The Human Pose Recovery and Behavior Analysis group (HuPBA) has more 15 years of experience in research and transfer activities related to Computer Vision object and human recognition from multi-modal data sources. The works of the group define part of the state of the art in the field of research on visual data analysis, with special interest in human analysis and affective computing from different sources of information, including RGB, Depth, and Thermal data. Special interest is in Face analysis, Body posture, 3D from 2D human analysis, action/gesture recognition, and emotion and personality profiling. The members of the group have published hundreds of research papers in relevant journals and conferences, several Patents and model utilities, participation in more than 30 research projects, both public and private, both national and international, including FP6, FP7, H2020. One of the main activities of the group is the international organization on computer vision and machine learning competitions, with special emphasis in the analysis of humans and scenes in still images, image sequences, and multi-modal data. (http://sergioescalera.com/http://www.cvc.uab.es/?page_id=223)

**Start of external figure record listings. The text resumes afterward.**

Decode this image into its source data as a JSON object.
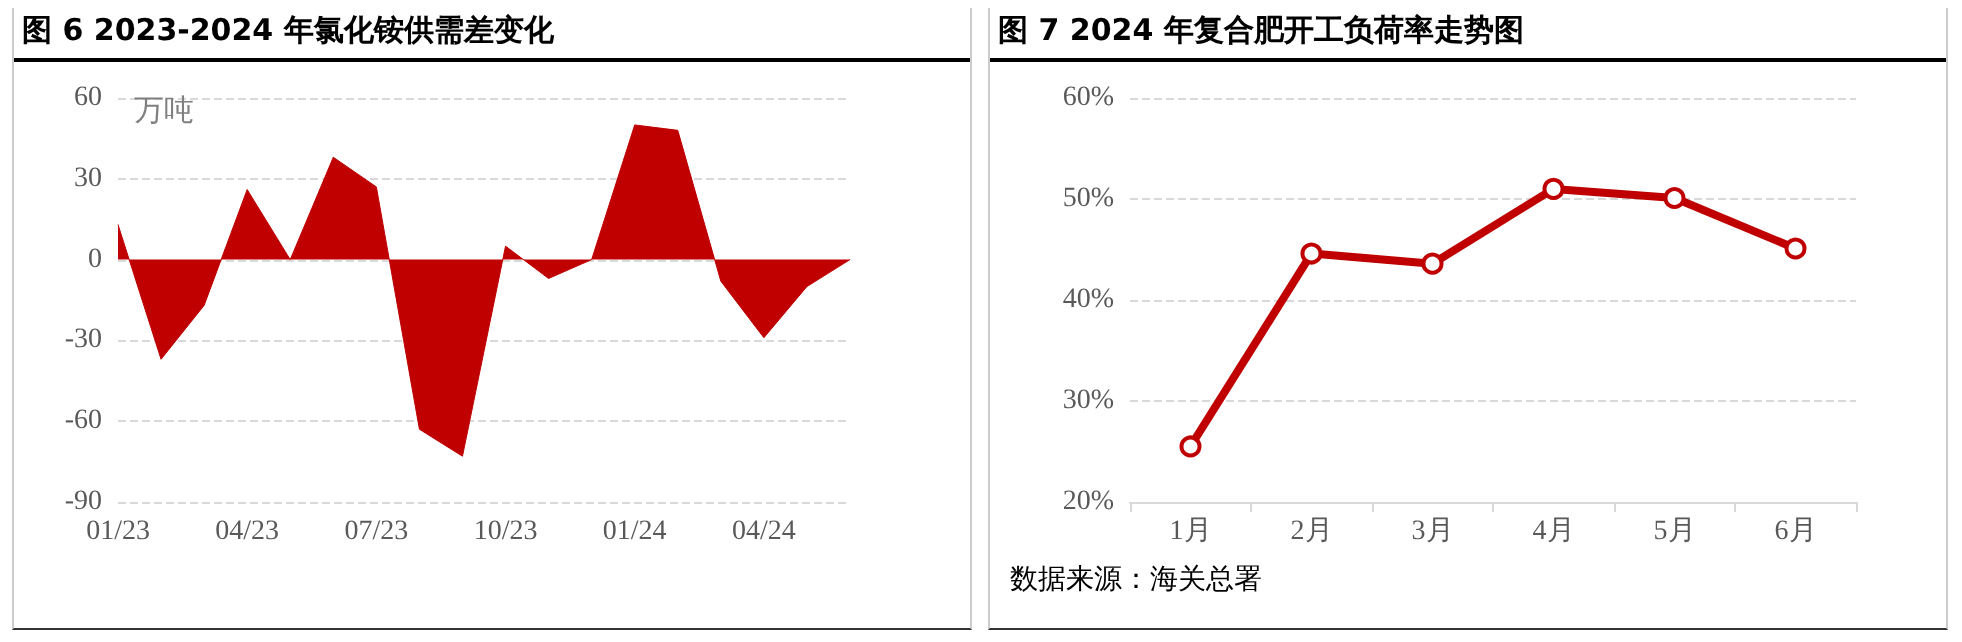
{
  "chart_data": [
    {
      "type": "area",
      "title": "图 6 2023-2024 年氯化铵供需差变化",
      "ylabel": "万吨",
      "categories": [
        "01/23",
        null,
        null,
        "04/23",
        null,
        null,
        "07/23",
        null,
        null,
        "10/23",
        null,
        null,
        "01/24",
        null,
        null,
        "04/24",
        null,
        null
      ],
      "series": [
        {
          "color": "#c00000",
          "values": [
            13,
            -37,
            -17,
            26,
            0,
            38,
            27,
            -63,
            -73,
            5,
            -7,
            0,
            50,
            48,
            -8,
            -29,
            -10,
            0
          ]
        }
      ],
      "ylim": [
        -90,
        60
      ],
      "yticks": [
        -90,
        -60,
        -30,
        0,
        30,
        60
      ],
      "grid": "y"
    },
    {
      "type": "line",
      "title": "图 7 2024 年复合肥开工负荷率走势图",
      "categories": [
        "1月",
        "2月",
        "3月",
        "4月",
        "5月",
        "6月"
      ],
      "series": [
        {
          "color": "#c00000",
          "values": [
            25.5,
            44.6,
            43.6,
            51.0,
            50.1,
            45.1
          ]
        }
      ],
      "ylim": [
        20,
        60
      ],
      "yticks": [
        {
          "value": 20,
          "label": "20%"
        },
        {
          "value": 30,
          "label": "30%"
        },
        {
          "value": 40,
          "label": "40%"
        },
        {
          "value": 50,
          "label": "50%"
        },
        {
          "value": 60,
          "label": "60%"
        }
      ],
      "grid": "y",
      "marker": "circle",
      "line_style": "solid",
      "annotations": [
        "数据来源：海关总署"
      ]
    }
  ]
}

Project description: Analysing human faces, body postures and action/gestures in visual data are key topics in Computer Vision. The analysis of humans within the Looking at People field will push the automation of human behaviours for a large range of applications, including HRI, social robotics and affective computing related scenarios, among others. We expect proposals interested in analysing uni/multi-modal human faces and bodies, either static or dynamic in relation to emotional states and personality profiles. Main methodology will include spatio-temporal deep models, and we envision multi-disciplinary impact of the research given its relation to behavioural phycology and psychiatry.